WPEM, LLC sued SOTI Inc. alleging it infringed a patent for a method and system of delivering company legal and safety information to mobile devices based on the device's GPS location. WPEM had discovered a user manual for version 11 of SOTI's technology on the internet and filed suit on the belief that the technology infringed its asserted patent. SOTI answered that WPEM's patent was invalid in view of version 10 of SOTI's technology, which predated WPEM's patent.

After settlement negotiations during which SOTI spurned each of WPEM's gradually reduced demands, WPEM filed a motion to dismiss its own complaint, requesting each party bear its own fees and costs. SOTI responded by requesting attorneys' fees pursuant to 35 U.S.C. § 285. Under that statute, a court may award fees to the prevailing party in exceptional cases, considering such factors as frivolousness, motivation, objective unreasonableness, considerations of compensation and deterrence, and bad faith. Octane Fitness, LLC v. Icon Health & Fitness, Inc., 572 U.S. 545, 554 n.6 (2014); Comput. Docking Station Corp. v. Dell, Inc., 519 F.3d 1366, 1379 (Fed. Cir. 2008).

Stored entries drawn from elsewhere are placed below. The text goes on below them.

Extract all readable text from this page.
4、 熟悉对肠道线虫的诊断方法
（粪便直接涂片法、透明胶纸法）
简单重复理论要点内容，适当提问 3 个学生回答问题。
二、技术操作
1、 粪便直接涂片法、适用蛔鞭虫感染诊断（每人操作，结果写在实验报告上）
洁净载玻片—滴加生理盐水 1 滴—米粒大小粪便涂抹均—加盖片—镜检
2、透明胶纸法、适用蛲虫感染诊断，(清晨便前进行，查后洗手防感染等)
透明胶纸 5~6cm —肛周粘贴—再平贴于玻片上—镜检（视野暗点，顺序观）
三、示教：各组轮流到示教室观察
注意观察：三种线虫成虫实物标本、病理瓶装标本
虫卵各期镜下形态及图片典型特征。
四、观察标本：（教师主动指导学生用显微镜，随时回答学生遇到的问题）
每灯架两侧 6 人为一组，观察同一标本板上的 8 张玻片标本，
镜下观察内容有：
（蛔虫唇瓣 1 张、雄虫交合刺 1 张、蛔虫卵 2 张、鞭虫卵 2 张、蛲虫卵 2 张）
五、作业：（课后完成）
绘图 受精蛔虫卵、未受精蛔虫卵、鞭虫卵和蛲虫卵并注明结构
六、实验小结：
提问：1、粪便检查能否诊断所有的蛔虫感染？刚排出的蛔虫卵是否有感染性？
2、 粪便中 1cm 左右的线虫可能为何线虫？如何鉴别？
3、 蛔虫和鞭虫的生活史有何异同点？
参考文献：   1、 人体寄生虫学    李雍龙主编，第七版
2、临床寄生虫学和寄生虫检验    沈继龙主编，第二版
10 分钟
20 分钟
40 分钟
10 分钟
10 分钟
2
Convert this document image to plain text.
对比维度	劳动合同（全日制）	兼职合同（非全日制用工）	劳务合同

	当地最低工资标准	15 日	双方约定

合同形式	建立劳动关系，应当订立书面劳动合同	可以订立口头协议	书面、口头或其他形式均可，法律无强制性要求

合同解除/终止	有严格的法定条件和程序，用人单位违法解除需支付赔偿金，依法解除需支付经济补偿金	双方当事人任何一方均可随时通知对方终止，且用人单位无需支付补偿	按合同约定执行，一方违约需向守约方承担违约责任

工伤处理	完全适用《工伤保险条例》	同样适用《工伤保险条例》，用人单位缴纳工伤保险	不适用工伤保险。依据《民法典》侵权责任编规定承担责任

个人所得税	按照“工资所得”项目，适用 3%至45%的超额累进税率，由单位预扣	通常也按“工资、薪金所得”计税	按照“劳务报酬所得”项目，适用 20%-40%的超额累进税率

The court found WPEM's claims were frivolous because SOTI's technology was clearly invalidating prior art for WPEM's patent. It further found the litigation was unreasonable because WPEM would have discovered the underlying facts if it had performed "even a minimally diligent infringement investigation." The version 11 user manual gave "clear notice of the existence [of] other versions of the Accused Technology," and WPEM could easily have found these versions by clicking a link. The court did not question the plaintiff's good-faith belief, but that was "not a substitute for conducting an adequate pre-filing investigation."

Because the plaintiff "conducted absolutely no pre-filing investigation into the validity or enforceability of the Asserted Patent," the prevailing defendant was awarded reasonable attorneys' fees. The plaintiff has appealed the order to the Federal Circuit.